Hi everyone, I'm new and my goal is to read 50 books by people of color this calendar year and post reviews once a month. So far I'm a little ahead with reading and a little behind with posting. These are the books I finished in January:
1. Edwidge Danticat, The Dew Breaker, 2004
This is a novel made up of linked short stories about Haitian and Haitian American characters, most of them somehow related to stories of political violence, especially the torture of prisoners. It's not clear until the end how the different parts relate to each other and at times I felt a little lost as far as that goes, but all the characters felt very real and all their stories were interesting and moving, even when I wasn't sure what year I was in, and even though I know very, very little about Haitian history. I liked that there were characters from different social positions and different sides of the conflict but they were all sympathetic, all presented as human beings. I liked that one of the women had an ex-girlfriend and this was part of her character but not the point of it. Mostly I just loved Edwidge Danticat's prose! I hadn't read anything of hers before but I've got the novel
Breath, Eyes, Memory out from the library now and I'm also very interested in I will definitely be reading the memoir
Brother, I'm Dying, which was reviewed
here.
2. Machado de Assis, Dom Casmurro, 1899
I had to read this for school, but I enjoyed it anyway. :) Most critics and regular Brazilians consider Machado to be the greatest Brazilian writer of all time, and this is one of his most important books. This is a novel about a friendship, courtship, and marriage in which the husband, Dom Casmurro, is the unreliable narrator. In some ways it's incredibly frustrating that we never get to hear the woman's side of the story, but that's also what's so fascinating about it, that the book is partly
about her being silenced, and over a hundred years later readers continue to argue about what actually happened in the story. The writing is also just fun, with lots of crazy asides in which the narrator addresses the reader or talks about the construction of the novel.

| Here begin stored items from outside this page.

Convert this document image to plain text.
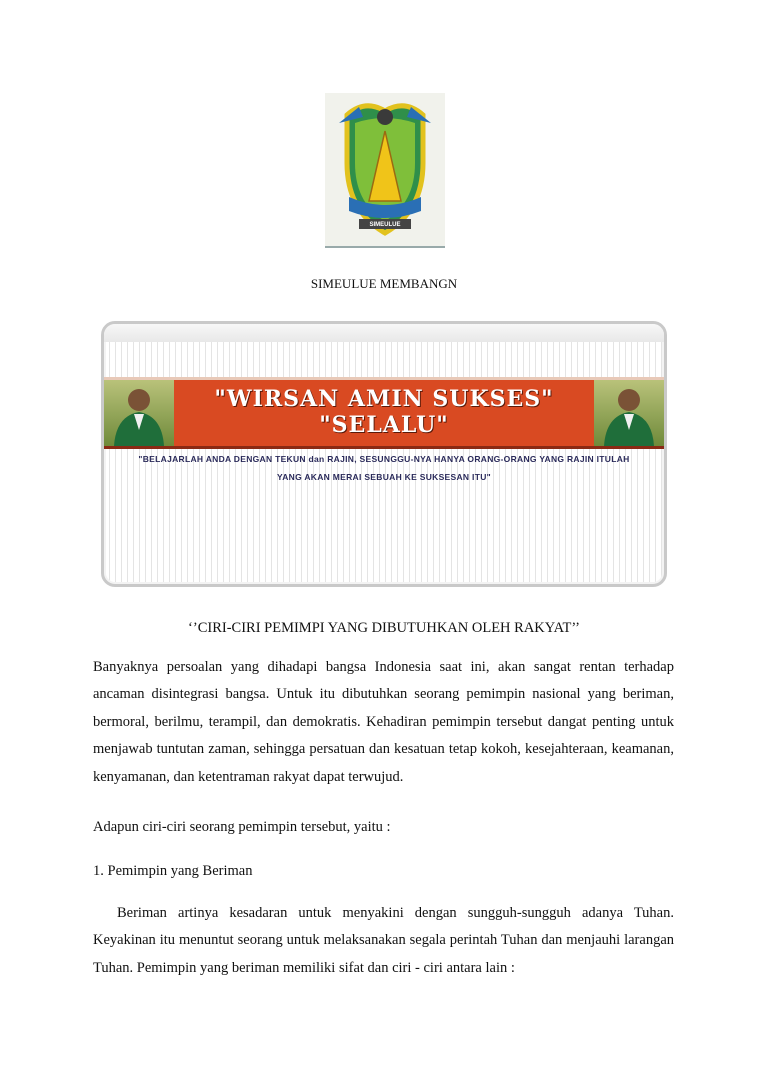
SIMEULUE
SIMEULUE MEMBANGN
"WIRSAN AMIN SUKSES"
"SELALU"
"BELAJARLAH ANDA DENGAN TEKUN dan RAJIN, SESUNGGU-NYA HANYA ORANG-ORANG YANG RAJIN ITULAH
YANG AKAN MERAI SEBUAH KE SUKSESAN ITU"
‘’CIRI-CIRI PEMIMPI YANG DIBUTUHKAN OLEH RAKYAT’’

Banyaknya persoalan yang dihadapi bangsa Indonesia saat ini, akan sangat rentan terhadap ancaman disintegrasi bangsa. Untuk itu dibutuhkan seorang pemimpin nasional yang beriman, bermoral, berilmu, terampil, dan demokratis. Kehadiran pemimpin tersebut dangat penting untuk menjawab tuntutan zaman, sehingga persatuan dan kesatuan tetap kokoh, kesejahteraan, keamanan, kenyamanan, dan ketentraman rakyat dapat terwujud.

Adapun ciri-ciri seorang pemimpin tersebut, yaitu :

1. Pemimpin yang Beriman

Beriman artinya kesadaran untuk menyakini dengan sungguh-sungguh adanya Tuhan. Keyakinan itu menuntut seorang untuk melaksanakan segala perintah Tuhan dan menjauhi larangan Tuhan. Pemimpin yang beriman memiliki sifat dan ciri - ciri antara lain :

( Read more... )3. Jamaica Kincaid, My Brother, 1997
I was excited to read this because back in college I'd been blown away by Kincaid's novel
Lucy and her essay
A Small Place.
My Brother is a memoir about the author's younger brother dying of AIDS in Antigua in the 1990s. What I liked about it was one of the things I loved about those other books – the raw honesty of it. Kincaid doesn't hide her anger at her mother for the way she treats her children, at her brother for being careless about his own and others' lives, at Antiguans in general for trying to ignore this disease, and for not taking care of people who are sick and suffering. I liked this book, I got sucked into it and read it quickly and found it very affecting, but it I wouldn't recommend it as readily as I do those other two. (I'm also planning to read her novel
Annie John soon.) To me this read like something Kincaid had to write in order to deal with this horrible event in her life, but where she wasn't really thinking that much about the reader, or that's my explanation for why I didn't connect as much with this one.

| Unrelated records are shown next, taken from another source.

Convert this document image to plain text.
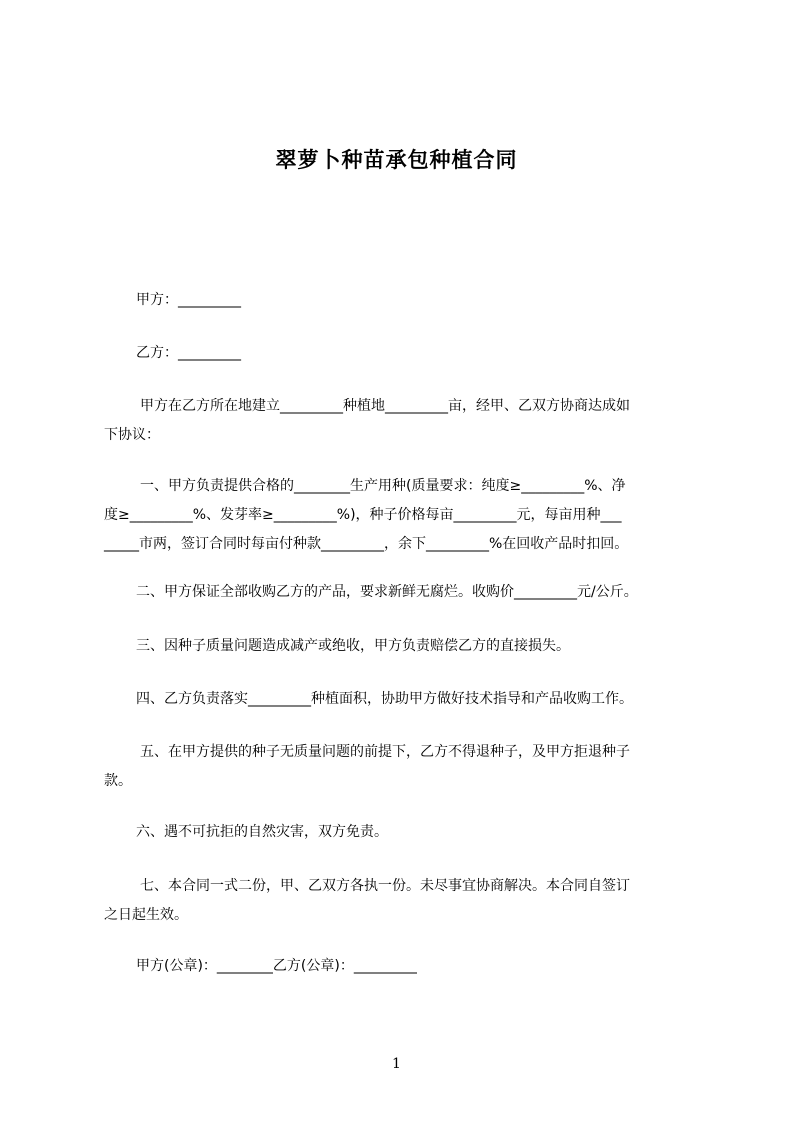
翠萝卜种苗承包种植合同
甲方：_________
乙方：_________
甲方在乙方所在地建立_________种植地_________亩，经甲、乙双方协商达成如
下协议：
一、甲方负责提供合格的________生产用种(质量要求：纯度≥_________%、净
度≥_________%、发芽率≥_________%)，种子价格每亩_________元，每亩用种___
_____市两，签订合同时每亩付种款_________，余下_________%在回收产品时扣回。
二、甲方保证全部收购乙方的产品，要求新鲜无腐烂。收购价_________元/公斤。
三、因种子质量问题造成减产或绝收，甲方负责赔偿乙方的直接损失。
四、乙方负责落实_________种植面积，协助甲方做好技术指导和产品收购工作。
五、在甲方提供的种子无质量问题的前提下，乙方不得退种子，及甲方拒退种子
款。
六、遇不可抗拒的自然灾害，双方免责。
七、本合同一式二份，甲、乙双方各执一份。未尽事宜协商解决。本合同自签订
之日起生效。
甲方(公章)：________乙方(公章)：_________
1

4. Octavia E. Butler, Parable of the Sower, 1993
I know a lot of you have read this already and it's been reviewed in the comm before, so I won't summarize here. I had a little trouble getting into this at the first but I loved the second half and I'm looking forward to reading
Parable of the Talents.
( Read more... )5. Eric Liu, The Accidental Asian: Notes of a Native Speaker, 1998
I know some Asian American readers have had strong negative reactions to this book and others have loved it. It seems to work for most people as a memoir, as one guy talking about his experience as a Chinese American, deciding (or having his parents decide for him) how much his Chineseness is going to be part of his life and his identity. I really like how honest and thoughtful he is, that he not only acknowledges that his Chinese language skills are not good or that some Asian Americans would call him a "banana" because he "acts white", but that he really talks about different sides of what that means. I also like that he talks about people he knows who've experienced being Asian American in completely different ways, and he talks about how his own attitude has changed throughout his life, or sometimes how it changes in the course of one conversation.
Some people don't like the parts of this book that go into bigger generalizations about history and assimilation and the meaning of race and ethnicity in the US. But I really loved these parts too! I figure it's not that you need to agree with him on everything, but he's putting out some really interesting ideas and the writing is elegant; it was a real pleasure for me to read.